荊遠客嘆口氣,看了眼唐孟楠,“清世之戰過後,碧血草在中原現世,我曾順著這條線索追查過,可最後只找到位村婦,說聽聞有位重傷的女子,用一個華光溢彩的瓶子換賣貨郎替她懷中的孩子尋一位人家。那賣貨郎到鎮上把瓶子當了,幾番輾轉,有識貨的藥師認出來,或許就是傳聞中的碧血草,後來再沒有這樣的傳聞,實則是秘密被鳳翼山齊家收入囊中。而那女子與賣貨郎,還有那個孩子,都消失在茫茫大山中。”

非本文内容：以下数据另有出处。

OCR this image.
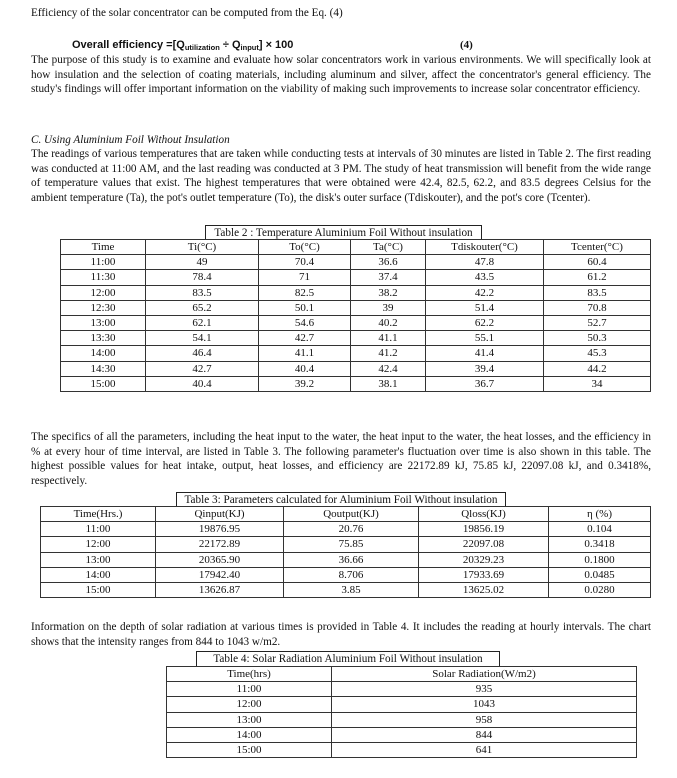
Efficiency of the solar concentrator can be computed from the Eq. (4)

Overall efficiency $=[Q_{utilization} \div Q_{input}] \times 100$	(4)

The purpose of this study is to examine and evaluate how solar concentrators work in various environments. We will specifically look at how insulation and the selection of coating materials, including aluminum and silver, affect the concentrator's general efficiency. The study's findings will offer important information on the viability of making such improvements to increase solar concentrator efficiency.

C. Using Aluminium Foil Without Insulation

The readings of various temperatures that are taken while conducting tests at intervals of 30 minutes are listed in Table 2. The first reading was conducted at 11:00 AM, and the last reading was conducted at 3 PM. The study of heat transmission will benefit from the wide range of temperature values that exist. The highest temperatures that were obtained were 42.4, 82.5, 62.2, and 83.5 degrees Celsius for the ambient temperature (Ta), the pot's outlet temperature (To), the disk's outer surface (Tdiskouter), and the pot's core (Tcenter).

Table 2 : Temperature Aluminium Foil Without insulation
Time	Ti(°C)	To(°C)	Ta(°C)	Tdiskouter(°C)	Tcenter(°C)
11:00	49	70.4	36.6	47.8	60.4
11:30	78.4	71	37.4	43.5	61.2
12:00	83.5	82.5	38.2	42.2	83.5
12:30	65.2	50.1	39	51.4	70.8
13:00	62.1	54.6	40.2	62.2	52.7
13:30	54.1	42.7	41.1	55.1	50.3
14:00	46.4	41.1	41.2	41.4	45.3
14:30	42.7	40.4	42.4	39.4	44.2
15:00	40.4	39.2	38.1	36.7	34

The specifics of all the parameters, including the heat input to the water, the heat input to the water, the heat losses, and the efficiency in % at every hour of time interval, are listed in Table 3. The following parameter's fluctuation over time is also shown in this table. The highest possible values for heat intake, output, heat losses, and efficiency are 22172.89 kJ, 75.85 kJ, 22097.08 kJ, and 0.3418%, respectively.

Table 3: Parameters calculated for Aluminium Foil Without insulation
Time(Hrs.)	Qinput(KJ)	Qoutput(KJ)	Qloss(KJ)	η (%)
11:00	19876.95	20.76	19856.19	0.104
12:00	22172.89	75.85	22097.08	0.3418
13:00	20365.90	36.66	20329.23	0.1800
14:00	17942.40	8.706	17933.69	0.0485
15:00	13626.87	3.85	13625.02	0.0280

Information on the depth of solar radiation at various times is provided in Table 4. It includes the reading at hourly intervals. The chart shows that the intensity ranges from 844 to 1043 w/m2.

Table 4: Solar Radiation Aluminium Foil Without insulation
Time(hrs)	Solar Radiation(W/m2)
11:00	935
12:00	1043
13:00	958
14:00	844
15:00	641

故事說完,荊遠客直視李意言,“先前問你要的那瓶血,我已與百裏家的人驗過,你就是琬絨與百裏晨覆的孩子無疑,也是神女死前護著的那個孩子,你就沒對自己的內力感到奇怪過嗎?你明明在邊境小城長大,為何能無師自通地修煉內力?那應當是神女傳給你的南宮家族的內力。不論是於情於理,還是為了你自己的身體著想,你都應該盡快隨我回去。”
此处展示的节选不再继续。